Article July 17, 2018

An Examination of Screening Tools for Collaborative Care of Adolescent Depression

Alexander D. Ginsburg, MA, MCRP; Paul S. Stadem, BS; Christopher R. Takala, DO; Paul E. Croarkin, DO, MS; Angela B. Mattson, DNP, MS, RN, NE-BC; Marcie L. Billings, MD; RoxAnne M. Brennan, MAN, RN; John E. Huxsahl, MD

J Clin Psychiatry 2018;79(4):17m11543

Article Abstract

Objective: Collaborative care models for treatment of adolescent depression are rapidly evolving. However, a dearth of information exists regarding patient characteristics associated with positive outcomes. We explored the association between baseline scores on routine screening tools for substance abuse, mood disorders, and anxiety with depression remission and graduation from a collaborative care program in an outpatient pediatric practice.

Methods: Adolescents (aged 12-17 years) with Patient Health Questionnaire-9 Modified for Adolescents (PHQ-9A) score ≥ 10 and a diagnosis of depressive disorder based on DSM-IV criteria between July 2011 and August 2015 were eligible for enrollment in a collaborative care model and inclusion in this study. Remission was defined as a single PHQ-9A score < 5; the criterion for graduation was 3 consecutive months with PHQ-9A score < 5. Analyses compared baseline assessment scores with those at remission and graduation.

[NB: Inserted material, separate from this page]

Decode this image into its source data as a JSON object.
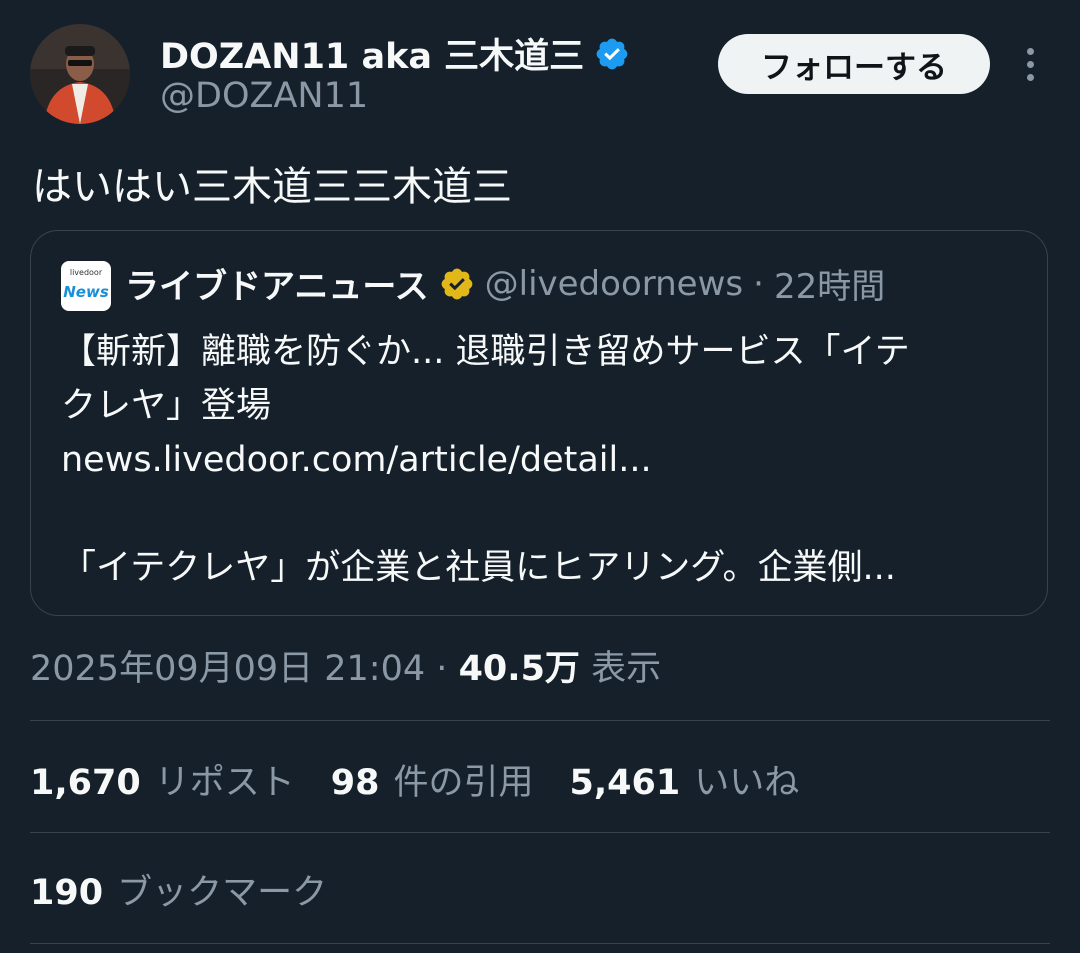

Results: Of the 182 patients included in the analysis, the overall remission rate was 55%; program graduation rate was 27%. There was no association between scores on baseline screening tools and remission. Graduation was associated with lower scores on a screening tool for substance abuse (unit odds ratio [OR] = 1.62; P = .01) and anxiety (unit OR = 1.03; P = .02). When the scores were examined as categorical variables, graduation was associated with negative assessments on screening tools for substance abuse (OR = 3.21; P = .003) and anxiety (OR = 2.35; P = .02).

Conclusions: Baseline substance abuse and anxiety assessments may have utility in identifying depressed adolescents who are less likely to maintain remission and graduate from a collaborative care program, suggesting that these patients may need additional intervention to achieve sustained remission.